There is much yet to be said about the first flush of love. Luca Guadagnino’s Call Me By Your Name does it in one way. Vikram Kumar, more conservative than those pants-dropping Italians does it another way in Hello, the new engaging Telugu film re-launching young Akhil Akkineni as a man so in love with a girl he met during childhood at a traffic stop that he can’t get pass a traffic jam.

Inured in improbabilities but driven by a kind of endearing innocence that makes love’s most improbable lurches seem tenable, Hello gets your attention for its simplicity and absence of swagger.

The lead pair Akhil and newcomer Kalyani Priyadarshan have a much more difficult task at hand than it outwardly seems. For most of the film, the couple has to be in love without showing it to one another.

In most of the supple narrative, Akhil searches for the girl he loves. It’s all about finding rather than enjoying love. This is where action takes over. The chase sequences last for what seems like an eternity. And we thought only true love lasted that long!

The narrative is unable to create a sense of deep longing. This isn’t that kind of film. This is Mani Ratnam’s Alai Payuthe without the angst and the hurt.

Hello is high on ideal love. The kind where Mills meets Boon with a heavy heart and a tune.

The Valentine flavour is pungent. Director Vikram Kumar lays on the schmaltz in just the right doses. The childhood portions of the romance are shot in a kind of mellow monsoonal haze of rain and melody on tree tops and at paani-puri stalls, over-layered with bouts of athletic sprints where the hero must chase down various goons who inadvertently obstruct his view of ideal love.

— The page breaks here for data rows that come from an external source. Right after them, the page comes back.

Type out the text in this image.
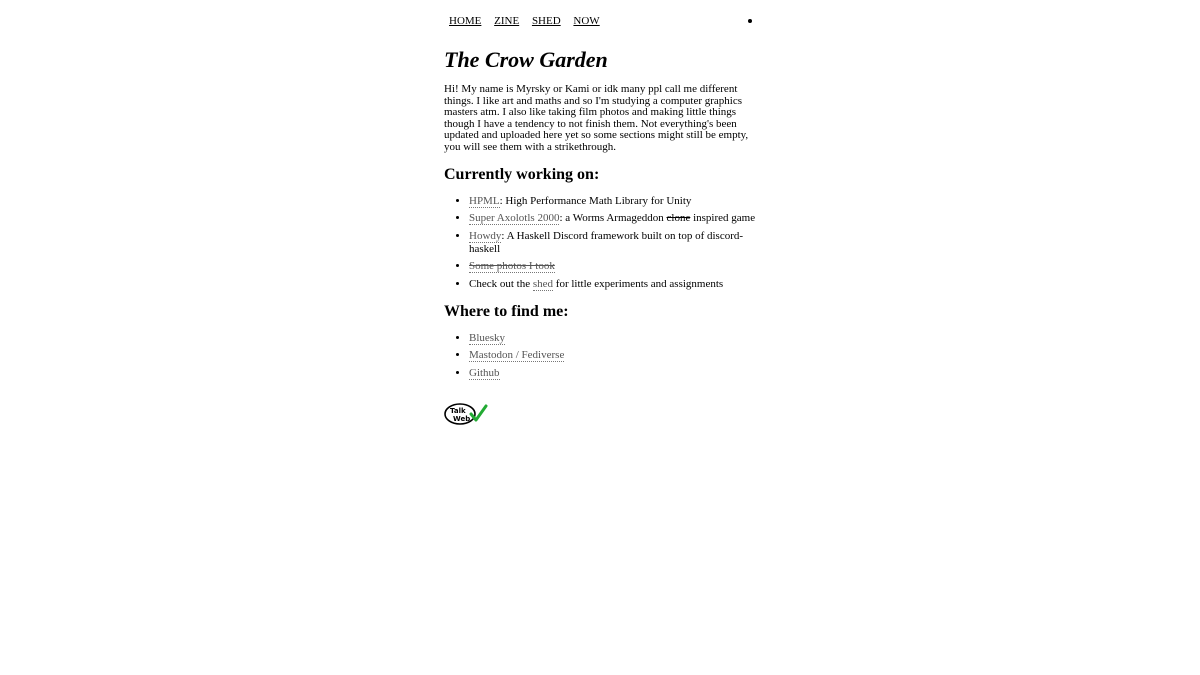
HOME ZINE SHED NOW
The Crow Garden

Hi! My name is Myrsky or Kami or idk many ppl call me different things. I like art and maths and so I'm studying a computer graphics masters atm. I also like taking film photos and making little things though I have a tendency to not finish them. Not everything's been updated and uploaded here yet so some sections might still be empty, you will see them with a strikethrough.

Currently working on:
• HPML: High Performance Math Library for Unity
• Super Axolotls 2000: a Worms Armageddon clone inspired game
• Howdy: A Haskell Discord framework built on top of discord-haskell
• Some photos I took
• Check out the shed for little experiments and assignments
Where to find me:
• Bluesky
• Mastodon / Fediverse
• Github
Talk
Web
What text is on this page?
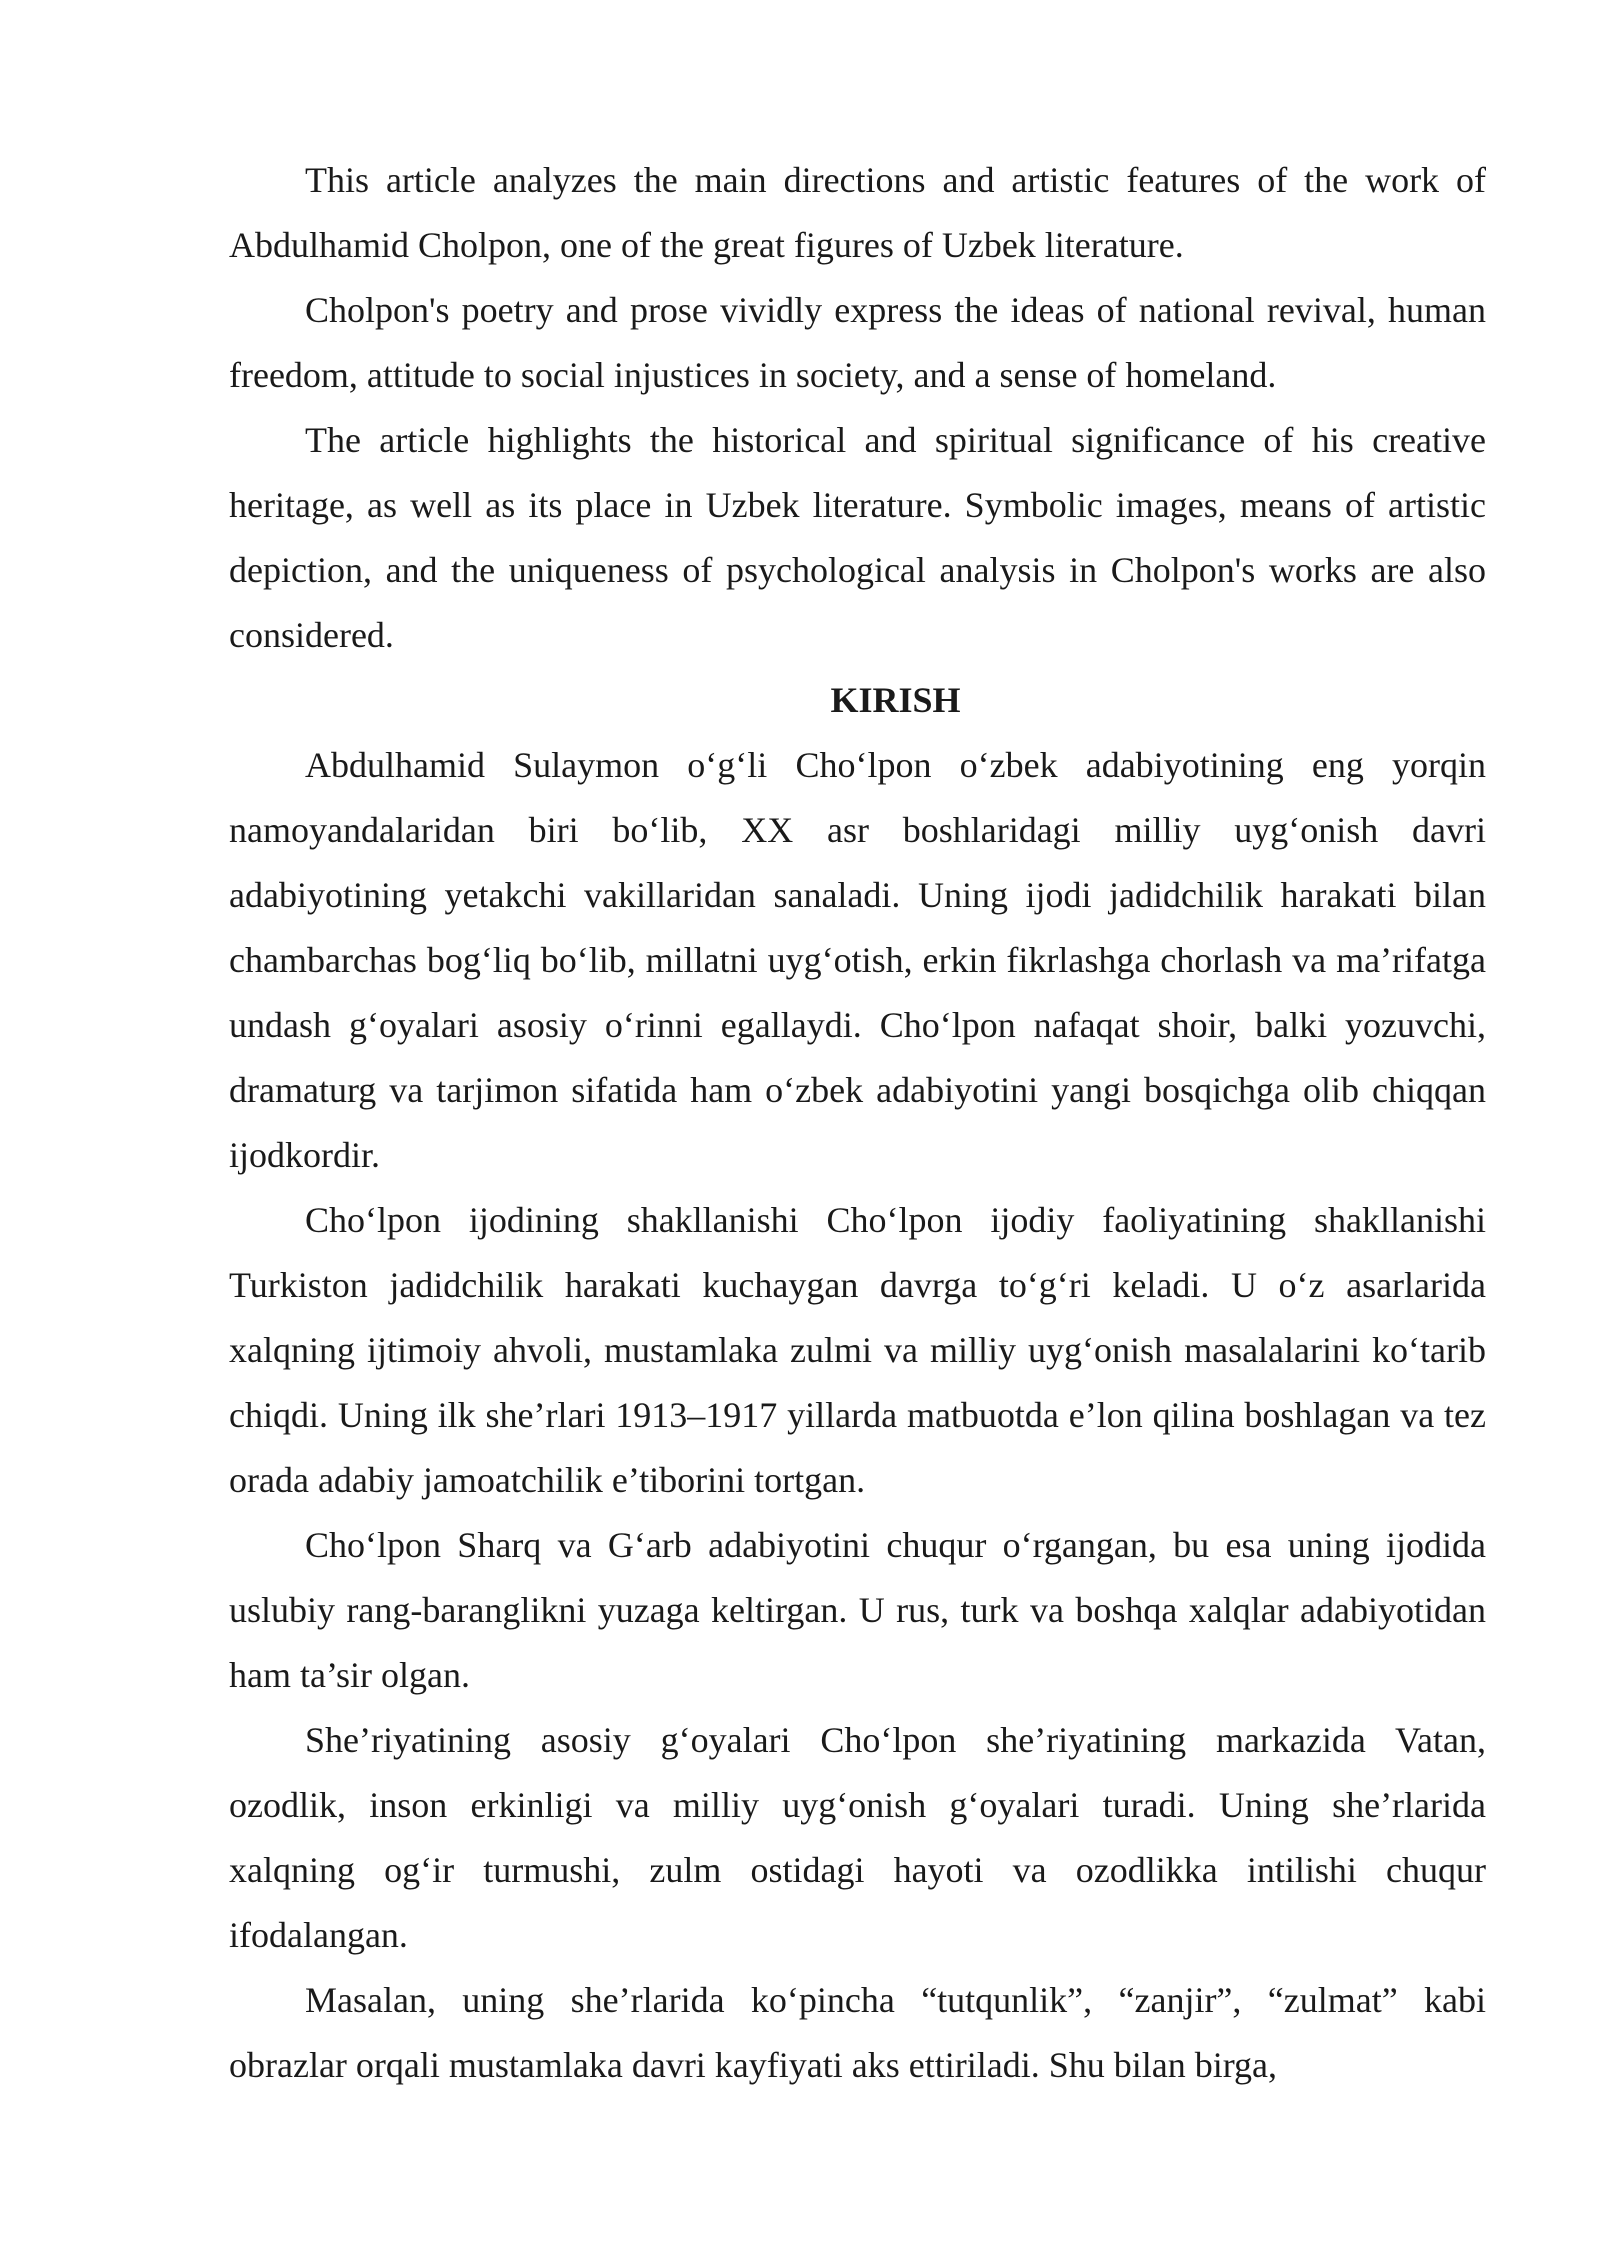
This article analyzes the main directions and artistic features of the work of Abdulhamid Cholpon, one of the great figures of Uzbek literature.

Cholpon's poetry and prose vividly express the ideas of national revival, human freedom, attitude to social injustices in society, and a sense of homeland.

The article highlights the historical and spiritual significance of his creative heritage, as well as its place in Uzbek literature. Symbolic images, means of artistic depiction, and the uniqueness of psychological analysis in Cholpon's works are also considered.

KIRISH

Abdulhamid Sulaymon o‘g‘li Cho‘lpon o‘zbek adabiyotining eng yorqin namoyandalaridan biri bo‘lib, XX asr boshlaridagi milliy uyg‘onish davri adabiyotining yetakchi vakillaridan sanaladi. Uning ijodi jadidchilik harakati bilan chambarchas bog‘liq bo‘lib, millatni uyg‘otish, erkin fikrlashga chorlash va ma’rifatga undash g‘oyalari asosiy o‘rinni egallaydi. Cho‘lpon nafaqat shoir, balki yozuvchi, dramaturg va tarjimon sifatida ham o‘zbek adabiyotini yangi bosqichga olib chiqqan ijodkordir.

Cho‘lpon ijodining shakllanishi Cho‘lpon ijodiy faoliyatining shakllanishi Turkiston jadidchilik harakati kuchaygan davrga to‘g‘ri keladi. U o‘z asarlarida xalqning ijtimoiy ahvoli, mustamlaka zulmi va milliy uyg‘onish masalalarini ko‘tarib chiqdi. Uning ilk she’rlari 1913–1917 yillarda matbuotda e’lon qilina boshlagan va tez orada adabiy jamoatchilik e’tiborini tortgan.

Cho‘lpon Sharq va G‘arb adabiyotini chuqur o‘rgangan, bu esa uning ijodida uslubiy rang-baranglikni yuzaga keltirgan. U rus, turk va boshqa xalqlar adabiyotidan ham ta’sir olgan.

She’riyatining asosiy g‘oyalari Cho‘lpon she’riyatining markazida Vatan, ozodlik, inson erkinligi va milliy uyg‘onish g‘oyalari turadi. Uning she’rlarida xalqning og‘ir turmushi, zulm ostidagi hayoti va ozodlikka intilishi chuqur ifodalangan.

Masalan, uning she’rlarida ko‘pincha “tutqunlik”, “zanjir”, “zulmat” kabi obrazlar orqali mustamlaka davri kayfiyati aks ettiriladi. Shu bilan birga,
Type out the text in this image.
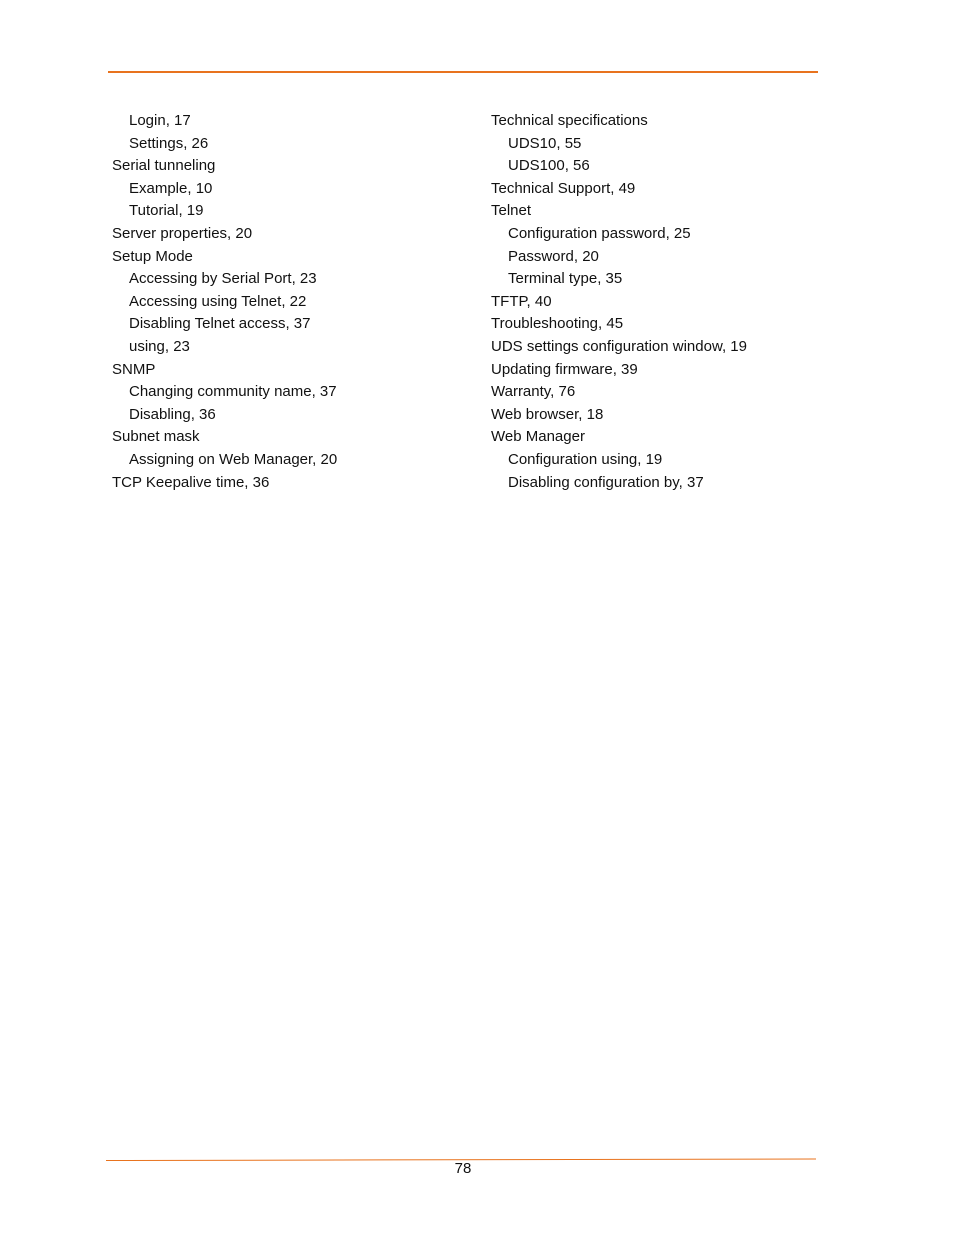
Login, 17
Settings, 26
Serial tunneling
Example, 10
Tutorial, 19
Server properties, 20
Setup Mode
Accessing by Serial Port, 23
Accessing using Telnet, 22
Disabling Telnet access, 37
using, 23
SNMP
Changing community name, 37
Disabling, 36
Subnet mask
Assigning on Web Manager, 20
TCP Keepalive time, 36
Technical specifications
UDS10, 55
UDS100, 56
Technical Support, 49
Telnet
Configuration password, 25
Password, 20
Terminal type, 35
TFTP, 40
Troubleshooting, 45
UDS settings configuration window, 19
Updating firmware, 39
Warranty, 76
Web browser, 18
Web Manager
Configuration using, 19
Disabling configuration by, 37
78
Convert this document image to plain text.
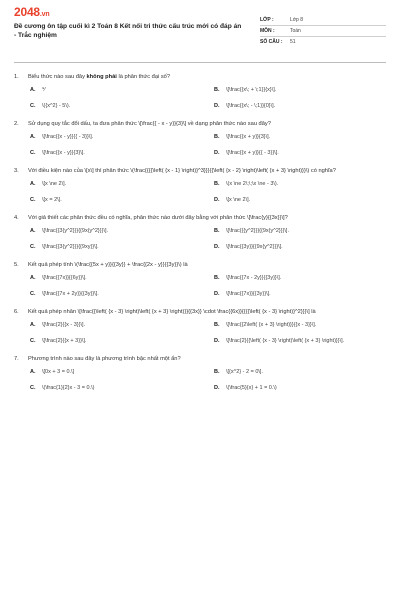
2048.vn
Đề cương ôn tập cuối kì 2 Toán 8 Kết nối tri thức cấu trúc mới có đáp án - Trắc nghiệm
LỚP :	Lớp 8
MÔN :	Toán
SỐ CÂU :	51
1.	Biểu thức nào sau đây không phải là phân thức đại số?
A.	⅟	B.	\[\frac{{x\; + \;1}}{x}\].
C.	\({x^2} - 5\).	D.	\[\frac{{x\; - \;1}}{0}\].
2.	Sử dụng quy tắc đổi dấu, ta đưa phân thức \[\frac{{ - x - y}}{3}\] về dạng phân thức nào sau đây?
A.	\[\frac{{x - y}}{{ - 3}}\].	B.	\[\frac{{x + y}}{3}\].
C.	\[\frac{{x - y}}{3}\].	D.	\[\frac{{x + y}}{{ - 3}}\].
3.	Với điều kiện nào của \[x\] thì phân thức \(\frac{{{{\left( {x - 1} \right)}^3}}}{{\left( {x - 2} \right)\left( {x + 3} \right)}}\) có nghĩa?
A.	\[x \ne 2\].	B.	\(x \ne 2\;\;\x \ne - 3\).
C.	\[x = 2\].	D.	\[x \ne 2\].
4.	Với giả thiết các phân thức đều có nghĩa, phân thức nào dưới đây bằng với phân thức \[\frac{y}{{3x}}\]?
A.	\[\frac{{3{y^2}}}{{9x{y^2}}}\].	B.	\[\frac{{{y^2}}}{{9x{y^2}}}\].
C.	\[\frac{{3{y^2}}}{{9xy}}\].	D.	\[\frac{{3y}}{{9x{y^2}}}\].
5.	Kết quả phép tính \(\frac{{5x + y}}{{3y}} + \frac{{2x - y}}{{3y}}\) là
A.	\[\frac{{7x}}{{6y}}\].	B.	\[\frac{{7x - 2y}}{{3y}}\].
C.	\[\frac{{7x + 2y}}{{3y}}\].	D.	\[\frac{{7x}}{{3y}}\].
6.	Kết quả phép nhân \[\frac{{\left( {x - 3} \right)\left( {x + 3} \right)}}{{3x}} \cdot \frac{{6x}}{{{{\left( {x - 3} \right)}^2}}}\] là
A.	\[\frac{2}{{x - 3}}\].	B.	\[\frac{{2\left( {x + 3} \right)}}{{x - 3}}\].
C.	\[\frac{2}{{x + 3}}\].	D.	\[\frac{2}{{\left( {x - 3} \right)\left( {x + 3} \right)}}\].
7.	Phương trình nào sau đây là phương trình bậc nhất một ẩn?
A.	\[0x + 3 = 0.\]	B.	\[{x^2} - 2 = 0\].
C.	\(\frac{1}{2}x - 3 = 0.\)	D.	\(\frac{5}{x} + 1 = 0.\)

In both the romantic and action scenes, Akhil executes himself with an understated aplomb. None of that big-boy bravado that Telugu-Tamil stars brandish to appear heroic. However be warned, the chase sequences in a mall and down a cluttered highway though exciting are unnecessarily prolonged and serve no purpose except to remind us that the hero is an all-rounder.

Debutante Kalyani has less to do. And she does it without fuss or fanfare.

There is a refreshing quietude surrounding the love relationship in Hello, as though the director wanted us to know there is more to on-screen love. While Akhil and Kalyani convey all the tender longings of a couple fated to struggle to find each other, Akhil’s parents are very effectively played by Jagapati Babu and Ramya Krishna.

Ramya, fresh from her triumph in Baahubali, has a very moving moment with her onscreen son when he finally acknowledges her as his mother rather than aunty. Such illuminating moments don’t occur frequently enough in “Hello”. The narrative is so taken up with following its young hero’s pursuit of love that it barely has time to pause to catch its breath. When it does, there is music in the air that’s hard to define and even harder to resist.